Wir werden den Datenschutzbeauftragten bei dieser wichtigen Arbeit wie bisher weiter unterstützen, in den Schulen und nicht nur dort, sondern demnächst auch in den Kindergärten Aufklärung zu leisten, weil schon die kleinen Kinder von vier bis sechs Jahren beginnen, mit diesen Geräten zu spielen, und nicht genau wissen, was sie machen. Diese Aufklärung zu leisten, ist eine wichtige Aufgabe, die wir gemeinsam mit dem Datenschutzbeauftragten wahrnehmen werden.
Wir haben seit einigen Wochen auf europäischer Ebene eine Entwicklung festzustellen, dass sich die Europäische Kommission mit einem europaweiten Datenschutz beschäftigt. Da müssen wir sehr genau hinschauen, was dort tatsächlich passiert; denn eigentlich ist auch das zu kurz gegriffen; denn was nützt ein europäischer Datenschutz, wenn das Internet weltweit agiert. Es ist aber ein Schritt in die richtige Richtung.
Wir werden uns gemeinsam hier im Hause mit den Fragen beschäftigen und dann auf der Ebene der Landesregierung in Berlin tätig werden.
Herr Präsident, meine Damen und Herren! Zu besprechen ist der Dreiundzwanzigste Datenschutzbericht. In den Jahren seit 1974, als der Datenschutzbericht, wenn ich das richtig gelesen habe, zum ersten Mal vorgelegt wurde, hat sich einiges beim Thema „Datenschutz“ getan. Vieles hat sich geändert.
Bei dem aktuellen Bericht wird bereits in der Einleitung deutlich, was die Themen des Datenschutzes zunehmend bestimmt und auch seine Wahrnehmung in der Öffentlichkeit derzeit bestimmt.
Herr Pörksen hat das schon richtig angesprochen. Es ist nicht mehr primär – ich sage primär – der Datenhunger des Staates, es ist vielmehr das Internet, Web 2.0, Google, Facebook, Apple und Co.

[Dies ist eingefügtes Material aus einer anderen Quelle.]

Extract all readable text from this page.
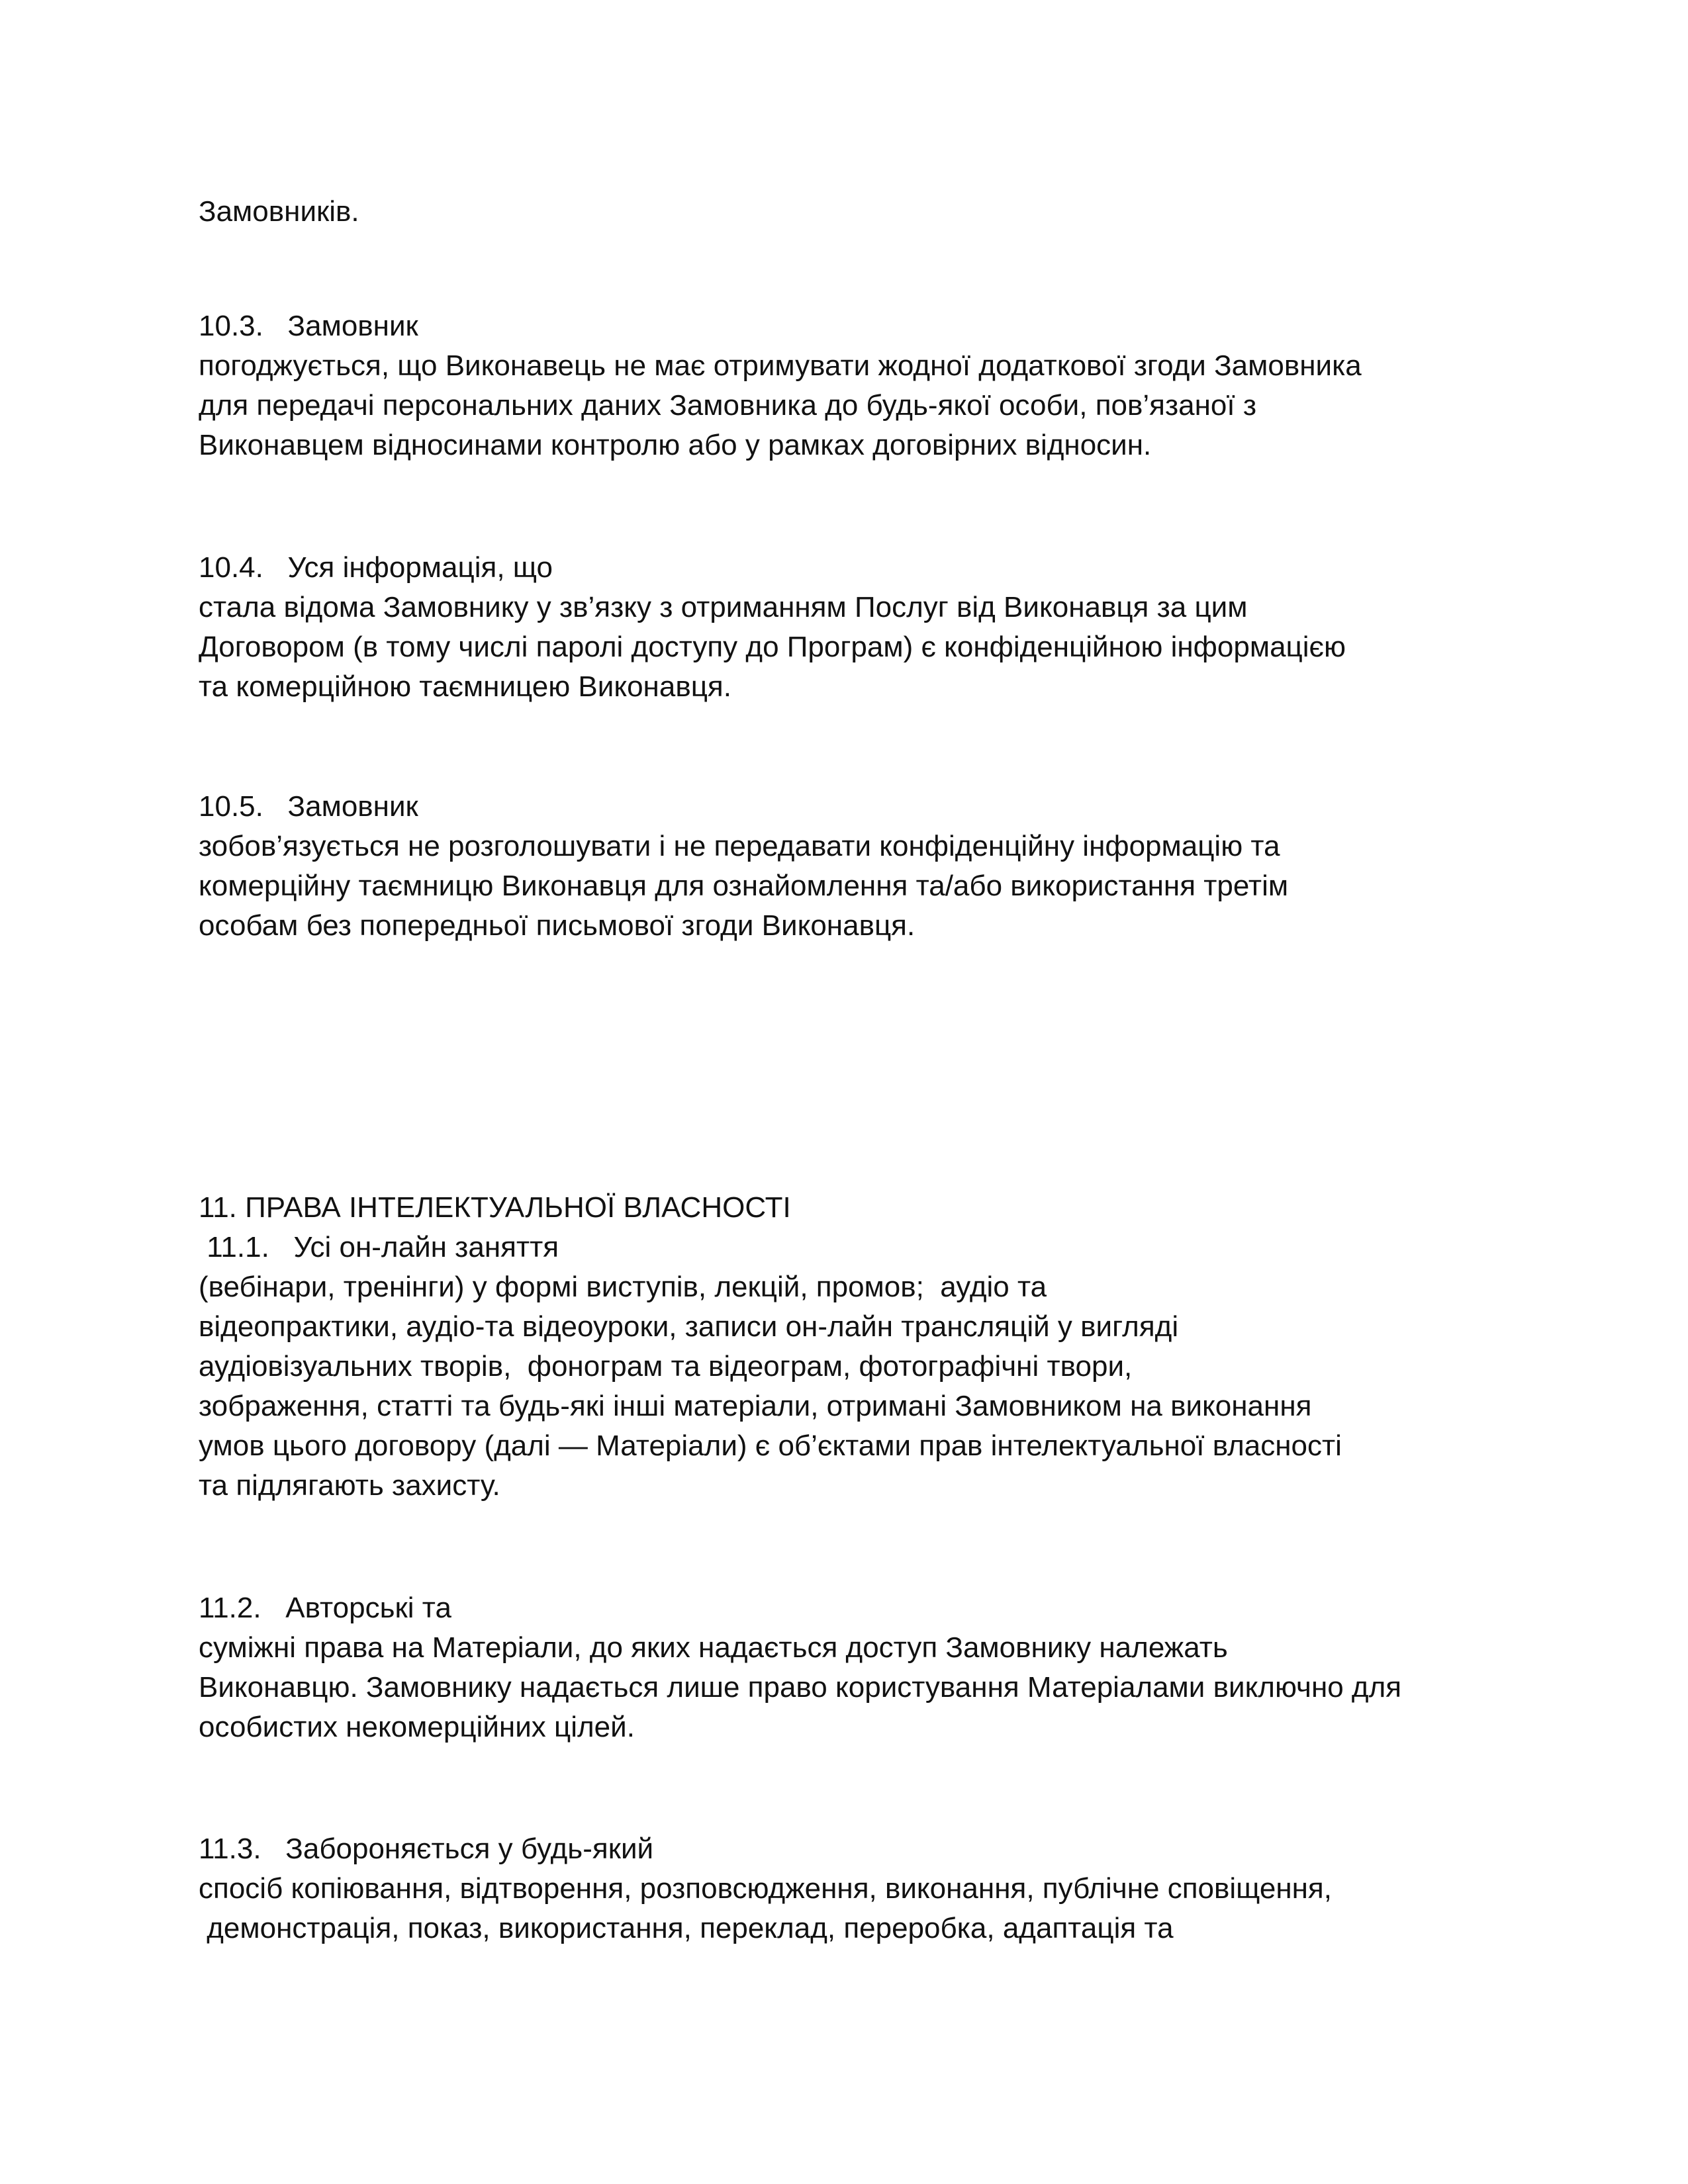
Замовників.

10.3.   Замовник

погоджується, що Виконавець не має отримувати жодної додаткової згоди Замовника

для передачі персональних даних Замовника до будь-якої особи, пов’язаної з

Виконавцем відносинами контролю або у рамках договірних відносин.

10.4.   Уся інформація, що

стала відома Замовнику у зв’язку з отриманням Послуг від Виконавця за цим

Договором (в тому числі паролі доступу до Програм) є конфіденційною інформацією

та комерційною таємницею Виконавця.

10.5.   Замовник

зобов’язується не розголошувати і не передавати конфіденційну інформацію та

комерційну таємницю Виконавця для ознайомлення та/або використання третім

особам без попередньої письмової згоди Виконавця.

11. ПРАВА ІНТЕЛЕКТУАЛЬНОЇ ВЛАСНОСТІ

11.1.   Усі он-лайн заняття

(вебінари, тренінги) у формі виступів, лекцій, промов;  аудіо та

відеопрактики, аудіо-та відеоуроки, записи он-лайн трансляцій у вигляді

аудіовізуальних творів,  фонограм та відеограм, фотографічні твори,

зображення, статті та будь-які інші матеріали, отримані Замовником на виконання

умов цього договору (далі — Матеріали) є об’єктами прав інтелектуальної власності

та підлягають захисту.

11.2.   Авторські та

суміжні права на Матеріали, до яких надається доступ Замовнику належать

Виконавцю. Замовнику надається лише право користування Матеріалами виключно для

особистих некомерційних цілей.

11.3.   Забороняється у будь-який

спосіб копіювання, відтворення, розповсюдження, виконання, публічне сповіщення,

демонстрація, показ, використання, переклад, переробка, адаптація та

Das wird nicht nur in der Einleitung deutlich, sondern auch auf den nächsten Seiten, den ersten Seiten des Berichts, wo es um Grundsatzfragen des Datenschutzes geht. Die Gliederung lautet:
1.1 Stellenwert des Datenschutzes in Rheinland-Pfalz. Der aus Sicht des Datenschutzbeauftragten hohe Stellenwert des Datenschutzes in diesem Haus wird darin ausgeführt, auch die erfreulicherweise gute Zusammenarbeit mit den Behörden des Landes.